Gli iraniani tornano alle urne e la rielezione di Hassan Rohani, l’attuale presidente che ha promosso lo storico accordo sul nucleare, non è scontata. Gli elettori dovranno dire se la sua politica moderata degli ultimi 4 anni, che ha portato ad una certa apertura, politica ed economica, verso il mondo occidentale è riuscita a far breccia nella società.
Dall’altra parte, l’avversario più temibile è Ebrahim Raisi, conservatore e candidato del Fronte popolare delle forze della rivoluzione islamica, un gruppo politico nato alla fine del 2016 con l’obiettivo di raccogliere le fazioni più conservatrici in un’unica entità. È considerato come il delfino della Guida suprema, Ali Khamenei, 77 anni, il vero detentore del potere in Iran sia dal punto di vista politico che religioso.
In effetti le elezioni presidenziali non sono totalmente libere visto che un apposito organo seleziona i candidati che possono presentarsi agli elettori: per questo motivo non ci sono donne ma non ci sarà nemmeno il conservatore Mahmud Ahmadinejad, presidente dal 2005 al 2013 e uno dei politici iraniani più noti nel mondo, la cui candidatura è stata bocciata un po’ a sorpresa il mese scorso.
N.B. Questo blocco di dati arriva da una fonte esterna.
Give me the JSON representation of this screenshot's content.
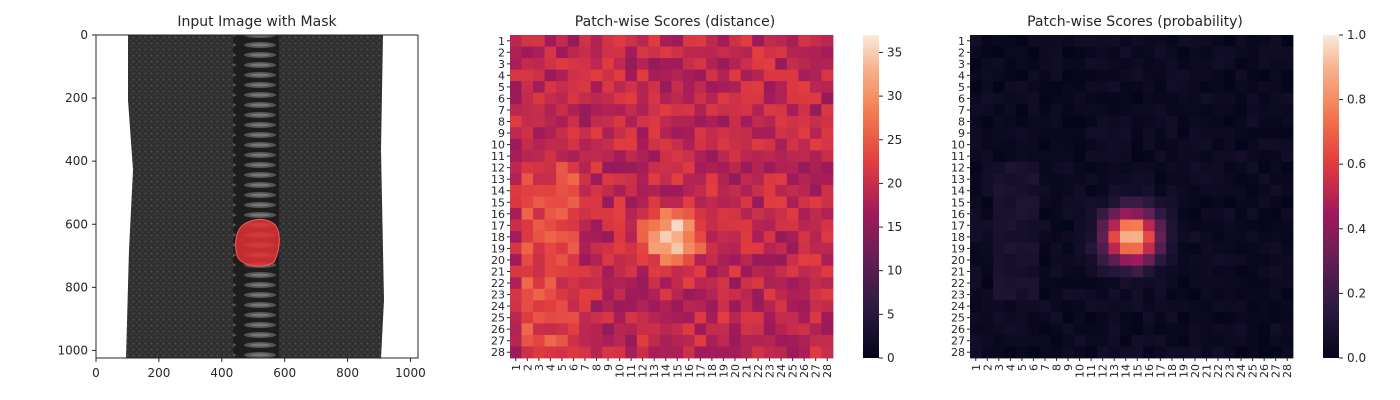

A guardare con attenzione a queste elezioni sono in molti sia sul piano regionale che mondiale, ivi compresi la Svizzera, che in questi ultimi tempi ha intensificato i contatti politici ed economici con l’Iran.
A Modem intervengono:
Sara Hejazi, antropologa dell’Università di Torino;
Marco Passalia, vicedirettore della Camera di commercio del Canton Ticino;
Rick Paydar, ingegnere chimico iraniano attivo in Ticino;
Riccardo Redaelli, docente di geopolitica all’Università cattolica di Milano.